National Defence is overhauling its policy on how it sweeps, sanitizes and destroys Canada’s cache of top-secret and sensitive military information after an internal audit revealed major gaps that could jeopardize national security.

The comprehensive revamp comes after a chief review services audit found the procedures to cleanse information management and information technology assets are "outdated."

"Some departmental security orders are over five years old ... many of the department's security policies date back to 1998 and still reference technologies that haven't been commonly used in over a decade, such as 5-inch floppy discs," the report reads.

Earns SanDisk

The Department of National Defence is drafting a department security plan after an audit found serious gaps in the way it handles the sanitization and destruction of top-secret information and data. (Mark Lennihan/Associated Press)

The heavily censored report — which was completed in December 2012 but only recently released publicly — looks at governance, internal controls and risk management associated with the military’s sanitization and destruction activities, including paper copies of personal files, classified reports, compact discs and video.

It also exposed gaps in training, flagged inaccurate and unreliable inventory listings and found non-standardized destruction practices across the country.

For example, some department locations use disintegrators and industrial shredders while others use explosion expert teams to destroy hard drives with explosives.

The audit also found there were no time restrictions on the destruction of assets — and that in some cases, hard drives had been stockpiled for up to two years awaiting destruction.

There were also sloppy practices when it comes to informing stakeholders of changes and updates.
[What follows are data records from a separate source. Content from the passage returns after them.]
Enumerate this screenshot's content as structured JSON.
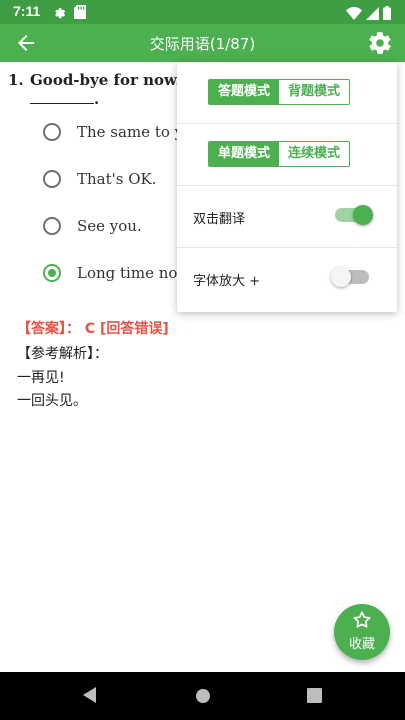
{
  "status_bar": {
    "time": "7:11",
    "left_icons": [
      "gear-icon",
      "sd-card-icon"
    ],
    "right_icons": [
      "wifi-icon",
      "signal-icon",
      "battery-icon"
    ]
  },
  "app_bar": {
    "title": "交际用语(1/87)",
    "back_icon": "arrow-back-icon",
    "settings_icon": "gear-icon"
  },
  "question": {
    "number": "1.",
    "text": "Good-bye for now.",
    "blank_suffix": ".",
    "options": [
      {
        "label": "The same to y",
        "selected": false
      },
      {
        "label": "That's OK.",
        "selected": false
      },
      {
        "label": "See you.",
        "selected": false
      },
      {
        "label": "Long time no",
        "selected": true
      }
    ]
  },
  "answer": {
    "text": "【答案】： C  [回答错误]",
    "analysis_title": "【参考解析】：",
    "analysis_lines": [
      "一再见!",
      "一回头见。"
    ]
  },
  "menu": {
    "mode_group": {
      "options": [
        "答题模式",
        "背题模式"
      ],
      "selected": "答题模式"
    },
    "flow_group": {
      "options": [
        "单题模式",
        "连续模式"
      ],
      "selected": "单题模式"
    },
    "double_tap_translate": {
      "label": "双击翻译",
      "on": true
    },
    "font_enlarge": {
      "label": "字体放大 +",
      "on": false
    }
  },
  "fab": {
    "label": "收藏",
    "icon": "star-icon"
  },
  "colors": {
    "primary": "#4caf50",
    "status_bar": "#3f9e44",
    "answer_red": "#e5534b"
  }
}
The audit included references to a bulk classified waste destruction process at an industrial paper destruction centre, though it is unclear why because most of that assessment was blacked out.

Warnings over sensitive information

The audit warns that information technology and information management assets must be properly sanitized or destroyed at the end of their life to prevent "unauthorized parties" from retrieving, creating and using classified information.

"Technology is available that allows information to be recovered from electronic storage devices if they are not correctly sanitized or destroyed," the report reads. "Software ranging from sophisticated programs to simple freeware can be used to recapture improperly sanitized or disposed data. Digital recognition software is also available to piece together IM material that has not been shredded finely enough."

The department's extensive review in response to the audit will develop ways to upgrade, integrate and align policy with government-wide practices.

"One of the end results will be the development of a robust and comprehensive departmental security plan. This is a significant undertaking, as DND has numerous security policies and procedures that are being revised and standardized across the department," DND spokeswoman Linda Vena said.

The results will lead to a new departmental security plan scheduled to be completed by March 2015.

Vena said the report was heavily redacted in order to protect national security.

"The department must be vigilant against potential threats to the department and when possible vulnerabilities are known, it is the department's due diligence to properly safeguard the information to ensure it cannot be exploited," she said.

"Divulging information on how IT assets are destroyed or sanitized — particularly those used to process secret and top secret material — could provide insight on how to recover information from those assets. That would be a clear danger to national security.”

It took one year for the report to be made public because of the comprehensive review process to ensure the "integrity" of the review and reporting process, as well as to ensure operational security concerns and to ensure that redactions to the document were in accordance with the Access to Information and Privacy Act, Vena said.